The war in Ukraine and a punishing pandemic will be debated and analysed at the Jaipur Literature Festival (JLF), beginning next week in a combined virtual and physical format. The new format comes with a new venue. The festival has bid farewell to Diggi Palace and shifted to Clarks Amer, the new venue away from Jaipur's busy city centre this year.
A strong lineup of speakers this year includes authors such as Nobel laureates Abdulrazak Gurnah and Abhijit V. Banerjee, Booker Prize winners Damon Galgut and DBC Pierre, former PepsiCo CEO Indra Nooyi, former Hillary Clinton aide Huma Abedin and Sri Lankan sociologist Ameena Hussein. The festival will start on March 5 as an online event and run on the ground at the new venue during March 10-14.
"There are several themes that reflect the concerns of the world around us," says festival co-director Namita Gokhale. The presence of writers, thinkers and political heavyweights is expected to provide a rarefied atmosphere of debate and discussion in the Pink City. The invasion of neighbouring Ukraine by Russian forces is certain to dominate the sessions, along with the chilling effects of the Covid-19 pandemic that has claimed over half a million lives in India and nearly six million worldwide.
"We explore the enigmatic world of viruses and how they have shaped life on earth in ways we are only just beginning to understand," explains Gokhale, who published her new novel, The Blind Matriarch, on the struggles of a family headed by a blind elderly woman during the pandemic last year.
"We have curated a strand titled The Urgency of Borrowed Time, which examines climate justice and environmental and ecological issues. We also reflect on the eternal question and timeless answers that literature offers," Gokhale adds. "The pandemic has left a trail of hurt, pain and trauma. Our programming searches (for) affirmation and courage in the face of this."
Called the Kumbh Mela of Literature, JLF is seeking to make up for the loss of a physical edition last year (the 2021 edition was a virtual event) with a packed programming reflecting the state of the world through storytelling. The Tanzanian-born Gurnah, who won the Nobel Prize for Literature last year, opens the discussions on March 5 over a session titled A Life in Stories. The UK-based novelist whose writings deal with colonialism and refugees in such works as Memory of Departure (1987), By the Sea (2001) and Afterlives (2020) is certain to highlight the flight of people from war-torn countries in his first appearance at JLF.
Nobel winner for economics in 2019, Abhijit V. Banerjee returns to the festival where he was the star speaker two years ago talking about the significance of data in reducing poverty. This time around, Banerjee will be laying his prowess as an economist aside to show off his culinary skills. The Poor Economics authors session, a physical event, is based on his new book, Cooking to Save Your Life.
Gurnah's online session on the opening day is followed by the current Booker Prize winner and South African writer Damon Galgut focusing on his novel, The Promise, on March 6. Brace for some tough talk on the abhorrent racism in contemporary society.
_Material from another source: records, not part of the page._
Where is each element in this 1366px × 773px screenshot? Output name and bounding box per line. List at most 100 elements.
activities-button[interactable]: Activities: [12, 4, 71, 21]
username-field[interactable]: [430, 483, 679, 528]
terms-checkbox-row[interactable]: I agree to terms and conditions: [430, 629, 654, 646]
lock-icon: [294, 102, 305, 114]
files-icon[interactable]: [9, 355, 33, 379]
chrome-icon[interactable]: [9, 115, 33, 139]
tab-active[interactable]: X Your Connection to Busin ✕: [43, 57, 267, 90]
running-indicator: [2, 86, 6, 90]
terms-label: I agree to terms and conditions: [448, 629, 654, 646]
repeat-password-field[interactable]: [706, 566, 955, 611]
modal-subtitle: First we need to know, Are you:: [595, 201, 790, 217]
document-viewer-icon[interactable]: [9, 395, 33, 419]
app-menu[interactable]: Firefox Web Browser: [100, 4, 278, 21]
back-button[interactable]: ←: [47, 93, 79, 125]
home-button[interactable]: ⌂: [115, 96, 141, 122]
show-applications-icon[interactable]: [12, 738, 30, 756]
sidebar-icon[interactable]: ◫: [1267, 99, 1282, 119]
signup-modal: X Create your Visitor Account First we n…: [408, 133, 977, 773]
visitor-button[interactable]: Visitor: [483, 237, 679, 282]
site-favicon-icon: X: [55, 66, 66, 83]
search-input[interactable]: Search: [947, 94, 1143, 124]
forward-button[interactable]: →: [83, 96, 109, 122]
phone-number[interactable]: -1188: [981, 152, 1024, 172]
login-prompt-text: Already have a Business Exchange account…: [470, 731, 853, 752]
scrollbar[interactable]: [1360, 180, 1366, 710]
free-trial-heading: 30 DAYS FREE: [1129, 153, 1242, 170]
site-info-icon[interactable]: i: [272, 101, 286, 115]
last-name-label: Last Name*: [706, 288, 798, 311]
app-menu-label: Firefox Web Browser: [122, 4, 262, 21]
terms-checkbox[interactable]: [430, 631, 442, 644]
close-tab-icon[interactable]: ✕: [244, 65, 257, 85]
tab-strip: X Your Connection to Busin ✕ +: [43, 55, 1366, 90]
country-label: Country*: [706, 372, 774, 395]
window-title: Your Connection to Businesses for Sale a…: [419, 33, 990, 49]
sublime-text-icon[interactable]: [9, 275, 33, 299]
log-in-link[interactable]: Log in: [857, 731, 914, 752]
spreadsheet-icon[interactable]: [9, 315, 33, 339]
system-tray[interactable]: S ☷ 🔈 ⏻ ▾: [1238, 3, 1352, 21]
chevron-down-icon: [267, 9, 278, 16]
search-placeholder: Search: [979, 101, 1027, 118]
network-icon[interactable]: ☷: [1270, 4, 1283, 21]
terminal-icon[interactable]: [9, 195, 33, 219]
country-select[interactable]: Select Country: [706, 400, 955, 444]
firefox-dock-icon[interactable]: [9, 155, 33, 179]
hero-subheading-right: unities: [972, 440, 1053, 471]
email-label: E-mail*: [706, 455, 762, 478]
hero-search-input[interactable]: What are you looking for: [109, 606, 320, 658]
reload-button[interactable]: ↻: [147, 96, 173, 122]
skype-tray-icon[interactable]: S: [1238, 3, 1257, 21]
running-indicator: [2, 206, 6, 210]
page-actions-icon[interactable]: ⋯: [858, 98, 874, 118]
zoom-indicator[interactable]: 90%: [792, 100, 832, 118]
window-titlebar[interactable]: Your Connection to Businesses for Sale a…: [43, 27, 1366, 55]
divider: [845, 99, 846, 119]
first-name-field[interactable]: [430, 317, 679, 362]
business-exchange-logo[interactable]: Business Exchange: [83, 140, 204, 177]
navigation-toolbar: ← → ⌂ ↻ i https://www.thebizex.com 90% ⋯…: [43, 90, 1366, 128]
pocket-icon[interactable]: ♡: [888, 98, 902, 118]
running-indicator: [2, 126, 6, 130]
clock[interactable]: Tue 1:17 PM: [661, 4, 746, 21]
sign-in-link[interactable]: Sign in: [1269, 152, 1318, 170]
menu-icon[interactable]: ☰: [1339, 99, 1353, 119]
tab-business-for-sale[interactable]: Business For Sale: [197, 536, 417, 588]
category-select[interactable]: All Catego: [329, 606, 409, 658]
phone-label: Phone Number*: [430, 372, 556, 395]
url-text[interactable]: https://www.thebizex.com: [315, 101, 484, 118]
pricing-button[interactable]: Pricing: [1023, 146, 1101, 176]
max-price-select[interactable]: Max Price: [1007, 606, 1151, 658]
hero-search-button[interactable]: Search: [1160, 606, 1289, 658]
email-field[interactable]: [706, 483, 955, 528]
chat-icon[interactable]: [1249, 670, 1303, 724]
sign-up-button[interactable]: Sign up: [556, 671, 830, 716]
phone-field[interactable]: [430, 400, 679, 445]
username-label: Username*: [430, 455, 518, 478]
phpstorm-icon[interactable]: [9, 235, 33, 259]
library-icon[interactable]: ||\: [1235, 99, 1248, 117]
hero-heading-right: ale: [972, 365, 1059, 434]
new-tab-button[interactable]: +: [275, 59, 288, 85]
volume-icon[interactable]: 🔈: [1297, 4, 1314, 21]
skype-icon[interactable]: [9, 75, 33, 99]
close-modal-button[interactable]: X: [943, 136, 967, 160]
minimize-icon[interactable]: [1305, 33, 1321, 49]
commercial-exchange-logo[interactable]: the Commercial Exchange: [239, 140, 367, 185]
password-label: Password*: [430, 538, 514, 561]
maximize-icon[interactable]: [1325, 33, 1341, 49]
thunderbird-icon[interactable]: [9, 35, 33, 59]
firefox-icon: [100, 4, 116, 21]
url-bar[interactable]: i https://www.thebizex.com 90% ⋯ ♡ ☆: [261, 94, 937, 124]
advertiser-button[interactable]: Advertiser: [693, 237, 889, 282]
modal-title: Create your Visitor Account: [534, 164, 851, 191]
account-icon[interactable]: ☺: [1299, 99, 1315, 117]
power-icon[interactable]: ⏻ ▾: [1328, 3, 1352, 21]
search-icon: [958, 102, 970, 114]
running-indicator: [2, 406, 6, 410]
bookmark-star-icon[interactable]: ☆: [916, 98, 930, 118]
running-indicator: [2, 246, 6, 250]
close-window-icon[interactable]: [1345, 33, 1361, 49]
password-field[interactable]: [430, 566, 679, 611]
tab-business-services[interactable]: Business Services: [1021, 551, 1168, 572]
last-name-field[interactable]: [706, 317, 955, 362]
Ameena Hussein, the outspoken Sri Lankan women's rights activist and author of The Moon in the Water (longlisted for Man Asia Literary Prize in 2007) will be talking about her new book, Chasing Tall Tales and Mystiques: Ibn Battuta in Sri Lanka.
Ameena Hussein
The focus on Covid-19 and its impact on the world will be witnessed in sessions on the history of pandemics, pandemic and mental health, public health and policies, and the 'shadow pandemic' about the increase in domestic violence. Among the speakers are public health professional Pranay Lal, author of Invisible Empire: Natural History of the Viruses, vascular surgeon and Perineum: Nether Parts of the Empire author Dr Ambarish Satwik, Portuguese politician and author of The Dawn of Eurasia, Bruno Maçães, and Chinmay Tumbe, author of Age Of Pandemics (1817-1920): How They Shaped India and the World.
The outcome of the climate conference in Glasgow in November last year will be hotly debated in a series of sessions devoted to the climate catastrophe. Indra Nooyi will be talking about her 2021 book, My Life in Full: Work, Family, and Our Future. While Huma Abedin, who was vice-chairperson of Hillary Clinton's 2016 Presidential campaign, has a session on her new book, Both/And: A Life in Many Worlds. Monica Ali, the Bangladeshi-born British author of Brick Lane will talk about her first novel in a decade, Love Marriage, about multicultural England.
The festival will celebrate the 150th anniversary of Sri Aurobindo's birth which falls in August this year. British bioarchaeologist Dr Car Jarman is scheduled to present her new findings about the arrival of Vikings in India, the subject of her new book, River Kings: The Vikings from Scandinavia to the Silk Roads. Afghani TV host Mozhdah Jamalzadah, called the 'Oprah of Afghanistan', will talk about the hope she brought to her fellow women, which is the subject of Canadian author Roberta Staley's biographical work, Voice of Rebellion. There will be discussions about the publishing industry, too, with the recent closure of Westland Books owned by Amazon slated to dominate the topic.
British author Ken Follet will also be at JLF 2022.